Mining medical data for kids
By Marianne Meadahl
New technologies are churning out enormous quantities of complex medical data that are providing fertile ground for researchers like Samar Al-Hajj.
The PhD student is applying her skills in visual analytics to help health professionals and policy makers improve child and youth injury-prevention approaches in Canada.
Visual analytics (VA) is an emerging field that uses computers to analyze and visually convey massive amounts of data in a form that people can more readily understand.
That information is particularly useful to decision-makers in increasingly data-intensive sectors such as health care, transportation and public safety.
Working in the B.C. Children’s Hospital Child & Family Research Institute’s developmental neurosciences and child health research department, Al-Hajj is designing an interactive VA system dashboard.
The dashboard will support decision-making for the Canadian Child and Youth Injury prevention program.
The goal is to help health professionals and policy makers interactively explore and analyze complex injury indicators data and make informed and timely decisions that will ultimately lead to improved child and youth injury-prevention methods, says Al-Hajj.
Her skills are also helping immunologists and biomedical researchers to better understand what immunological data can say about the causes of morbidity and mortality among HIV-exposed but uninfected infants in Cape Town, South Africa.
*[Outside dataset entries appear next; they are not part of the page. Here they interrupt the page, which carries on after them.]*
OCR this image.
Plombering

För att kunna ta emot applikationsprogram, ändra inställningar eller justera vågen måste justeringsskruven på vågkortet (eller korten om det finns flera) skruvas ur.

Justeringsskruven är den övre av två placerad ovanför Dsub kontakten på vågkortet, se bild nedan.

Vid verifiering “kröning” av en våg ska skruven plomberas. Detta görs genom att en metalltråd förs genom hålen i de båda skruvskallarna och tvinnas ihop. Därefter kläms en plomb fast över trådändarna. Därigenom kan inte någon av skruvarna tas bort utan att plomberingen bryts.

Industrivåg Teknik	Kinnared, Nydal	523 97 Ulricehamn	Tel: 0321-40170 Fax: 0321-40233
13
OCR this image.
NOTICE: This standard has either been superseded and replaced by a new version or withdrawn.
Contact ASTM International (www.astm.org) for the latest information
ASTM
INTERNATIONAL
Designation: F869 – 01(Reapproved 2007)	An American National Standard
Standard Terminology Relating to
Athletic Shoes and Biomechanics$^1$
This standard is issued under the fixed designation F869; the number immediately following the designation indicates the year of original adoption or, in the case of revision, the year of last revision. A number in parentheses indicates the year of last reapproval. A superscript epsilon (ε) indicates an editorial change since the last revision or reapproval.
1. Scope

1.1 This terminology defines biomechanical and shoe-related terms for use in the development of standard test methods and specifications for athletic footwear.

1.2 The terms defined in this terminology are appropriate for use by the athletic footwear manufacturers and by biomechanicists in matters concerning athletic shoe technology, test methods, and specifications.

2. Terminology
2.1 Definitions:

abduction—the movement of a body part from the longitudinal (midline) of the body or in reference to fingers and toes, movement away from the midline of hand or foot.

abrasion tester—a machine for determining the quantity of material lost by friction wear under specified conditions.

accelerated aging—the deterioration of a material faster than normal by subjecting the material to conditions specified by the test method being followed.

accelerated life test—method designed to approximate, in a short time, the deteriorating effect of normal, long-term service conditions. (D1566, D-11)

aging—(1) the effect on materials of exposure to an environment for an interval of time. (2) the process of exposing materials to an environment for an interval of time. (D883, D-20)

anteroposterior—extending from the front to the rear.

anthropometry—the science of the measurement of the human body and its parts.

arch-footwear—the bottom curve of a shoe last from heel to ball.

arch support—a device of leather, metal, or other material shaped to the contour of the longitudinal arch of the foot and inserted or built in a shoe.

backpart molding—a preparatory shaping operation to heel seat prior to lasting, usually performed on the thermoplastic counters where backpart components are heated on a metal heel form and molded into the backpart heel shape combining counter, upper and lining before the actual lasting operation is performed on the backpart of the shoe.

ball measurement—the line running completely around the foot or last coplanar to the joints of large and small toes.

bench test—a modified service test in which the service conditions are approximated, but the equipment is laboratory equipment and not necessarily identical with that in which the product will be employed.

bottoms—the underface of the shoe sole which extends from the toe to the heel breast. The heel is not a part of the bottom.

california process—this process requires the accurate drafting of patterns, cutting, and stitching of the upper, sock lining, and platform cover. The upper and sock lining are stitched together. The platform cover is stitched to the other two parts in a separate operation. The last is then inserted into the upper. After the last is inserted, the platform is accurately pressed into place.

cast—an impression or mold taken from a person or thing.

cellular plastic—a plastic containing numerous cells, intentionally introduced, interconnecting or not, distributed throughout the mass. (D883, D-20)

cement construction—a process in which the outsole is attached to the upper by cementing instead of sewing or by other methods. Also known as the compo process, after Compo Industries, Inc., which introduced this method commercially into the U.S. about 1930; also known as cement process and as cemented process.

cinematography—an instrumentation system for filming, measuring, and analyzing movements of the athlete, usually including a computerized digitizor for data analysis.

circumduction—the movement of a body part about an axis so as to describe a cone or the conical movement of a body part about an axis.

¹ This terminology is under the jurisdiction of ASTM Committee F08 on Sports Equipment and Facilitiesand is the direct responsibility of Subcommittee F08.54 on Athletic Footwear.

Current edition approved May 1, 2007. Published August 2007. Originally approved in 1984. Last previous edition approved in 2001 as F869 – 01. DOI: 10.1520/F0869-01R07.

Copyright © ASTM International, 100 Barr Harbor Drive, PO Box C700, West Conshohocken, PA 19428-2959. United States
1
Al-Hajj’s HIV research netted her the Discovery Exhibition Student Award at the 2011 Institute of Electrical and Electronics Engineers (IEEE) conference on visual analytics science and technology.
Originally from Lebanon, Al-Hajj worked for more than five years in health information systems at various overseas and local hospitals and research centres before arriving at SFU professor Brian Fisher’s SCIENCE lab.
They include the B.C. Cancer Agency, King Faisal Specialist Hospital and Research Center in Saudi Arabia and the Hamad Medical Corporation in Qatar.